Kloster Lorch blickt auf eine lange und bewegte Geschichte zurück. Um 1100 siedelten der Stauferherzog Friedrich von Schwaben und seine Frau Agnes von Waiblingen ein Benediktinerkloster auf dem Berg oberhalb von Lorch an und bestimmten es zur Grablege der Familie. Mehrere Familienmitglieder sind in Lorch bestattet; eine der bekanntesten ist die byzantinische Kaisertochter und staufische Königsgattin Irene. Im 15. Jahrhundert begann eine wirtschaftliche Blütezeit in Lorch: Der Lorcher Abt konnte damals Kirche und Kreuzgang großzügig umbauen. Weiteres Zeichen des Erfolgs: das Erstarken der Klosterkultur. In jener Zeit entstanden die prachtvollen Lorcher Chorbücher. Abrupt endete die klösterliche Blütezeit von Lorch mit dem Bauernkrieg und der Reformation.

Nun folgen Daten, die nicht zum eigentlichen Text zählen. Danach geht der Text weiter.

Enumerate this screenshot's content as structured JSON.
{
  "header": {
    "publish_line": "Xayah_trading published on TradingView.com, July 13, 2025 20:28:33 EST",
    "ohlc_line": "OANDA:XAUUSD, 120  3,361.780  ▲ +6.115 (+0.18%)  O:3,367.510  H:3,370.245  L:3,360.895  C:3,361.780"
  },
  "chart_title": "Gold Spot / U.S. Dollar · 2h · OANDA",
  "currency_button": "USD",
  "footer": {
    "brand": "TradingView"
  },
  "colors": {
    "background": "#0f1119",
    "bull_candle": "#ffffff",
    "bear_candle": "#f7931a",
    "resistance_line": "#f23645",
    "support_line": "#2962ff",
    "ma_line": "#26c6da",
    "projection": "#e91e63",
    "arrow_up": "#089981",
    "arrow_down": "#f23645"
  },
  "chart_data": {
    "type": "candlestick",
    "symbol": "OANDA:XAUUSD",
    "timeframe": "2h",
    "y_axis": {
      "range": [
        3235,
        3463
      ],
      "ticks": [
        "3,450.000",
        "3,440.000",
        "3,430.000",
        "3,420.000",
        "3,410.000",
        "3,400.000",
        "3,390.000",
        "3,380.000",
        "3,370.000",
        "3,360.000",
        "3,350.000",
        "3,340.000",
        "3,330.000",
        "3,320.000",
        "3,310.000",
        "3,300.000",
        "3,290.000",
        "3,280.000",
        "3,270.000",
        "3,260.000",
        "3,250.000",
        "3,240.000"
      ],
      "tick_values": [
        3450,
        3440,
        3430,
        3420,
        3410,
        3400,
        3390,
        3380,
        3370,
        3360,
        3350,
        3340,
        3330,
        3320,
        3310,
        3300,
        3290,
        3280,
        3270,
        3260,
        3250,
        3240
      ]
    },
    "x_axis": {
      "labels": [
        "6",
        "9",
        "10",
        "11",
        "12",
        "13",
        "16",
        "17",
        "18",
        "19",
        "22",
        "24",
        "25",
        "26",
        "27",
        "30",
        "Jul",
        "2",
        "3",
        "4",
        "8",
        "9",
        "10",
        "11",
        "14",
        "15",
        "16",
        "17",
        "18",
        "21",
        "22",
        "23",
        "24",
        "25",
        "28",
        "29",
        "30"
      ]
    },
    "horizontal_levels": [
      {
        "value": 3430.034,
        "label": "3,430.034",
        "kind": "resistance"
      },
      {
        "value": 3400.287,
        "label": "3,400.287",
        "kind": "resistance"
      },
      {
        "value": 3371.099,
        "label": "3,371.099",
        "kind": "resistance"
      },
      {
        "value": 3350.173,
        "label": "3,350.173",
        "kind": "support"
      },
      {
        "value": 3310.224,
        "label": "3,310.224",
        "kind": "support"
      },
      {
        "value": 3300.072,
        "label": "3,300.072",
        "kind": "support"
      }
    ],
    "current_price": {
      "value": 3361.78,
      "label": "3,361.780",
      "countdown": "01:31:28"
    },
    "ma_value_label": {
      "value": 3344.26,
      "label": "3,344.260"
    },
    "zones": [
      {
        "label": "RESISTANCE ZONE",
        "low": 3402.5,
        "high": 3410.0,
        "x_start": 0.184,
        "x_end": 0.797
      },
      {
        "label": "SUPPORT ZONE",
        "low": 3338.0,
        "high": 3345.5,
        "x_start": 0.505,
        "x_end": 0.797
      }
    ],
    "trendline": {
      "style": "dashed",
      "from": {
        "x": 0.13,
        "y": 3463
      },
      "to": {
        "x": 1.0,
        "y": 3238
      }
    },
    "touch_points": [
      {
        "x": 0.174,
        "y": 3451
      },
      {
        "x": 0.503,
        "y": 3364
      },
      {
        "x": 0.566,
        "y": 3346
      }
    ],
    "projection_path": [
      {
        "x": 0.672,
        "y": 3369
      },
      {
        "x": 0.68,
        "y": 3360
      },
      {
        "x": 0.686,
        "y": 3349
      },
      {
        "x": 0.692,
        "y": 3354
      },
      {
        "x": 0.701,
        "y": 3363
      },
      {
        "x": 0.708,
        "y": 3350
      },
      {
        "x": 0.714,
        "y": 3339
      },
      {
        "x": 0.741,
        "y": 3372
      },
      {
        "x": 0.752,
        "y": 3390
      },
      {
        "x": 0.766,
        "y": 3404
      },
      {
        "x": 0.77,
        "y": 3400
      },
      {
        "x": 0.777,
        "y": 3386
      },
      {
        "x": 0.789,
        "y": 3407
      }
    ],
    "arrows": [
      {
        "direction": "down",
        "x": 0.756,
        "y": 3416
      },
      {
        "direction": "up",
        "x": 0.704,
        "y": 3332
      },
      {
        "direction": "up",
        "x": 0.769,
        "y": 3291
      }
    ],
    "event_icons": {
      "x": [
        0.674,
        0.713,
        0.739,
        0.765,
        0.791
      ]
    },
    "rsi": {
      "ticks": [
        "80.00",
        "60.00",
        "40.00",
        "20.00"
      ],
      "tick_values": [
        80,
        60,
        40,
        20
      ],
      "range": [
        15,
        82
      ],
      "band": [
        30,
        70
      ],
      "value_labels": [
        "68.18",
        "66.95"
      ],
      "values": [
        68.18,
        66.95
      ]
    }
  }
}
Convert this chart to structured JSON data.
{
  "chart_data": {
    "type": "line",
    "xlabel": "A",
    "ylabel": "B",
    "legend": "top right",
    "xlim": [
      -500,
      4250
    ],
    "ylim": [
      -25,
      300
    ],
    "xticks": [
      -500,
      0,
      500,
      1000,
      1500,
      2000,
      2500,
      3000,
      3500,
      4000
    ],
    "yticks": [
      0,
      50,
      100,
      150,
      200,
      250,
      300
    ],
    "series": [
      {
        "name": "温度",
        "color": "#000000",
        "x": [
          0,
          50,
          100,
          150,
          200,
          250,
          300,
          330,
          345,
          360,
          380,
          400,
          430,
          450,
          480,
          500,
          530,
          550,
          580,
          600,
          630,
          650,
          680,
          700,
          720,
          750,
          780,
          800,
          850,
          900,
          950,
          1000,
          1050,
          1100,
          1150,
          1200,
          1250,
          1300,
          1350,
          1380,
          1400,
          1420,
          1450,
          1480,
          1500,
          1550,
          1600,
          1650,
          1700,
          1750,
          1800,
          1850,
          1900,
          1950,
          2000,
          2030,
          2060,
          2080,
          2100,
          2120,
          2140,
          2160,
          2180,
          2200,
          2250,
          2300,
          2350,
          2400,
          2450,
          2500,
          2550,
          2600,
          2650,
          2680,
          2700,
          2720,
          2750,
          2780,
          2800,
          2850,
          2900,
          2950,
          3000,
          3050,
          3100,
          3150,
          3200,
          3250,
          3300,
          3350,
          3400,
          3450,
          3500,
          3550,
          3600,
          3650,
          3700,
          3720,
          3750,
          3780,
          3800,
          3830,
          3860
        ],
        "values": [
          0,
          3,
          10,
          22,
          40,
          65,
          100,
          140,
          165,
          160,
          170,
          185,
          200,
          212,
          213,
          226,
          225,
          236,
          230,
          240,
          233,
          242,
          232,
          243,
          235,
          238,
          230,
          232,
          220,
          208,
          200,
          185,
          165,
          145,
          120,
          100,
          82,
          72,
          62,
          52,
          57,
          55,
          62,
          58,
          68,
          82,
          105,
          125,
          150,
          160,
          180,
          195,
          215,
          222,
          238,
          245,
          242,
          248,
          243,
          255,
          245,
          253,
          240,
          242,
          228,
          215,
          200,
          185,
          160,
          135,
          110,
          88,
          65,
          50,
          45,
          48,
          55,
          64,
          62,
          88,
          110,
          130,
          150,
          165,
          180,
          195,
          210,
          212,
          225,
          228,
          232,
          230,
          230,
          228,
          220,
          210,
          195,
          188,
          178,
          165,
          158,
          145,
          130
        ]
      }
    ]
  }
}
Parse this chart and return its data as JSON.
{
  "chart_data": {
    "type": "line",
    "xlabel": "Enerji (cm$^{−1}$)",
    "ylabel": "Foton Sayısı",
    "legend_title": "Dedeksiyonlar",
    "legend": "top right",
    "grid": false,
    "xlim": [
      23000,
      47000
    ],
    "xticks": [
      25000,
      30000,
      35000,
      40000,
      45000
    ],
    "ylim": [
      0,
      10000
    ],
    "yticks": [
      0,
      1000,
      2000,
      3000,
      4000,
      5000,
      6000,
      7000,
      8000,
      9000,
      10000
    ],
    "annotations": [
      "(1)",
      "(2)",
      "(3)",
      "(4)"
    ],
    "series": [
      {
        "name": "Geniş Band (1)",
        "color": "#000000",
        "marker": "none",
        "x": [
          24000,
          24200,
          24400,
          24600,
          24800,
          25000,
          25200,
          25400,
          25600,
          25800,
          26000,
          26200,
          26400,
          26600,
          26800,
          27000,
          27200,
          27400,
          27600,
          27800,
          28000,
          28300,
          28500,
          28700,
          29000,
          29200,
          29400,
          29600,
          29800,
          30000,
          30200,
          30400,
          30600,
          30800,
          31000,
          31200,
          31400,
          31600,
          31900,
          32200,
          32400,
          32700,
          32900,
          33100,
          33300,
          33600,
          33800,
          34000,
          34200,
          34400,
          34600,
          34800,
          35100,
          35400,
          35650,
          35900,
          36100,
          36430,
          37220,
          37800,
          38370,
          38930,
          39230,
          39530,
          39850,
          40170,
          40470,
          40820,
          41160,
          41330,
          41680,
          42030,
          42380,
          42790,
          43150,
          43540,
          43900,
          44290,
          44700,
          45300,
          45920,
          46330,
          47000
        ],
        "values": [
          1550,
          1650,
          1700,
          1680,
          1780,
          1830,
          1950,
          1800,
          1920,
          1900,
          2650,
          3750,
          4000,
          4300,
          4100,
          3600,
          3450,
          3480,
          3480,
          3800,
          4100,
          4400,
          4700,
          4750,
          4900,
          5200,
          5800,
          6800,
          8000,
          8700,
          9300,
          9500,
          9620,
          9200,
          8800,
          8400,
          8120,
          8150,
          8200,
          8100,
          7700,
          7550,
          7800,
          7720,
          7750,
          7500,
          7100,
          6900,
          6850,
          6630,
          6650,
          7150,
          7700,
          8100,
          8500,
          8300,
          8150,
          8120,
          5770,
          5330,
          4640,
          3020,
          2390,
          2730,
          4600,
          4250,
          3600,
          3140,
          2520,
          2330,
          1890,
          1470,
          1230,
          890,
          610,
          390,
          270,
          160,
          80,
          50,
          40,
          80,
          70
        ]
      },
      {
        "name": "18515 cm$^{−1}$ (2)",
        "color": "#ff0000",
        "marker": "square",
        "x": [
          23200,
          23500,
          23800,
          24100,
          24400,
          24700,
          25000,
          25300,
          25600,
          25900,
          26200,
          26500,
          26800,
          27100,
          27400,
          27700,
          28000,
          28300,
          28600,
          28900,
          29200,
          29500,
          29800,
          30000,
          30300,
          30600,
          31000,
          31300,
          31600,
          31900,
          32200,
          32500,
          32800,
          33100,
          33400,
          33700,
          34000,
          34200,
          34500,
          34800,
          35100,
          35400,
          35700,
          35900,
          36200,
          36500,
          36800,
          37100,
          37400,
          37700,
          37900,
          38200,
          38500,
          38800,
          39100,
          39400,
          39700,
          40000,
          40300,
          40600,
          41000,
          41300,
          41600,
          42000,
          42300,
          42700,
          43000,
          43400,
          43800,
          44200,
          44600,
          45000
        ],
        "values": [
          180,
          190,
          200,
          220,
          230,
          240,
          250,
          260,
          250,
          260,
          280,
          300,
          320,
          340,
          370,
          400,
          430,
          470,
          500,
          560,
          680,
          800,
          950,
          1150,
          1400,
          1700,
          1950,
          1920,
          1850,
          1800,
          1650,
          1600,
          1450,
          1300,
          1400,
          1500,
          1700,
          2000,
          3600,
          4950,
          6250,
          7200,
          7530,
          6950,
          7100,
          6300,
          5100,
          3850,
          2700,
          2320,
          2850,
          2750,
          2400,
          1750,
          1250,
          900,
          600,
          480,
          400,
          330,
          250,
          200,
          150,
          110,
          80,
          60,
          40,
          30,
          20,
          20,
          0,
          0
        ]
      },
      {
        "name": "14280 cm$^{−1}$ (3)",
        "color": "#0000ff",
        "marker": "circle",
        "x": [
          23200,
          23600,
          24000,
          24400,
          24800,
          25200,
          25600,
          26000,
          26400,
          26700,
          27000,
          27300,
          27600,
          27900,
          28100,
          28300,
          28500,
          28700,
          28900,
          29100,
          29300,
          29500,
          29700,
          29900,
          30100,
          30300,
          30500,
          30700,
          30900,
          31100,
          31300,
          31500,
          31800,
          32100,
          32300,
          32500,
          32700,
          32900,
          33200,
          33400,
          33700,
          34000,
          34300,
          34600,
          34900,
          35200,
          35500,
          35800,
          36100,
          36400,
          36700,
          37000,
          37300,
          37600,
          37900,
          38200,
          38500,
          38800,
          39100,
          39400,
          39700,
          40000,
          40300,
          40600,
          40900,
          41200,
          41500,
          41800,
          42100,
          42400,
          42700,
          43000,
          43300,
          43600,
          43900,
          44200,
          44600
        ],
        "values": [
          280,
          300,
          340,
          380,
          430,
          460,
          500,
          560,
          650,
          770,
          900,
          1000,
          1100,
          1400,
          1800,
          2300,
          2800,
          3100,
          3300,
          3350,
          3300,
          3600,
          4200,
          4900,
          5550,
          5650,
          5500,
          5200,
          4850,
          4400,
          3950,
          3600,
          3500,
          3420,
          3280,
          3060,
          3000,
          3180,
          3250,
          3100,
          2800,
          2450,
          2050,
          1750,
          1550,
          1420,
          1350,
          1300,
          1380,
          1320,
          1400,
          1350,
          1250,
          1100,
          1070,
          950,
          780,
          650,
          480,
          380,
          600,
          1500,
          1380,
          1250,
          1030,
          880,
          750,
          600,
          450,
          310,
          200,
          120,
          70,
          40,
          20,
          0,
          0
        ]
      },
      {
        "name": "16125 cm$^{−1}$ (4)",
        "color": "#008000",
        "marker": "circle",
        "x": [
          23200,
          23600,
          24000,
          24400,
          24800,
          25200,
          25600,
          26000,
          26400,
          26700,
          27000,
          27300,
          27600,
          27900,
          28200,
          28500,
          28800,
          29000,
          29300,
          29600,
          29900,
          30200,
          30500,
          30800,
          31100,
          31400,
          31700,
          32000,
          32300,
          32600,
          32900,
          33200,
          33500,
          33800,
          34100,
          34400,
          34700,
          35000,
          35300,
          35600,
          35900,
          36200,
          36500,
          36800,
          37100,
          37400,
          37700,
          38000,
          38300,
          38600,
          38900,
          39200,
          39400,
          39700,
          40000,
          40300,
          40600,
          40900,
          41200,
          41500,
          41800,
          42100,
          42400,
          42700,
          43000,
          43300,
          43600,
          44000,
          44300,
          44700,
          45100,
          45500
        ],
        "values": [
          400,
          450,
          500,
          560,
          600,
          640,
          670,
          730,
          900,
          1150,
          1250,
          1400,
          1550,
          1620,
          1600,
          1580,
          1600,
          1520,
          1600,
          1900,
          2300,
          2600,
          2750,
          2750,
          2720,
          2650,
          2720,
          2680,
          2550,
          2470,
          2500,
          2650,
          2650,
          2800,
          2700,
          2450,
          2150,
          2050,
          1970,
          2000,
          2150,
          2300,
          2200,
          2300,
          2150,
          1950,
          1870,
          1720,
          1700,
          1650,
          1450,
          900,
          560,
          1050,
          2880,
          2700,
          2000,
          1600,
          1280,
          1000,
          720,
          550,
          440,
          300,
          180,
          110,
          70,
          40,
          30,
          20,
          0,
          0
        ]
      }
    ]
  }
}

Heutzutage ist das reizvoll gelegene Kloster ein beliebtes Ausflugsziel, das Besuchergruppen auch weit über die Region hinaus anlockt. Das liegt sicher an der Schönheit der Anlage, aber wohl auch an der besonderen Geschichte. Diese Geschichte wird jetzt in einer neuen Dauerausstellung in der Klosterkirche anschaulich präsentiert. Breiten Raum nehmen dabei die fünf Chorbücher ein, die 1511/12 in der Schreibstube des Benediktinerklosters Lorch entstanden sind. Zur Freude heutiger Besucher haben sich drei dieser Chorbücher erhalten. In diesen können Besucherinnen und Besucher nun blättern – natürlich nicht im Original, denn die einzigartig reich ausgemalten Stücke befinden sich in der Württembergischen Landesbibliothek in Stuttgart. In Lorch kann man qualitätvolle Kopien der prachtvollen Buchseiten bewundern. In Originalgröße vermitteln sie ein eindringliches Bild von der farbigen Welt der Chorbücher und der Blütezeit des Klosters. Dazu gibt es Informatives über die Textschreiber und Illuministen der Chorbücher, über Liturgie und Gottesdienste im Kloster.
Weitere Themen der neuen Präsentation sind die Staufer und ihr Lorcher Hauskloster, Königin Irene in Lorch und die wichtigsten Stationen der Klostergeschichte.
Ergänzend zur Ausstellung ist ein neu erschienener Orientierungsplan erhältlich. Mit seiner Hilfe können die Besucher auf eigene Faust einen informativen Rundgang durch die Klosterkirche und die gesamte Klosteranlage machen. Farbenprächtige Station auf diesem Weg durchs Kloster: das Stauferrundbild von Hans Kloss im einstigen Kapitelsaal. Der Lorcher Maler gibt eine bunte Panorama-Ansicht der Staufergeschichte zwischen Remstal, Sizilien und dem Heiligen Land.
Die neue Dauerausstellung und der neue Orientierungsplan sind Teil der kontinuierlichen Arbeit der Staatlichen Schlösser und Gärten Baden- Württemberg, von Vermögen und Bau Baden-Württemberg, Amt Schwäbisch Gmünd und nicht zuletzt des Touristikbüros in Lorch: Seit dem 900-jährigen Klosterjubiläum im Jahr 2002 geht es ständig darum, die Angebote für die zahlreichen Besucherinnen und Besucher zu verbessern. Dafür wurden in den letzten Jahren einige Schritte unternommen. Etwa der Kräuter- und Sinnesgarten: Er erinnert an die traditionsreichen Gärten der Mönche, in denen für Salben und Tinkturen Heilkräuter angebaut wurden. Erst in den letzten Monaten wurden die Wege und Grünflächen in der Klosteranlage erneuert; auf der dabei entstandenen neuen Terrasse kann man jetzt Kaffee trinken. Und für die kleineren Besucher gibt es inzwischen einen Kinderspielplatz.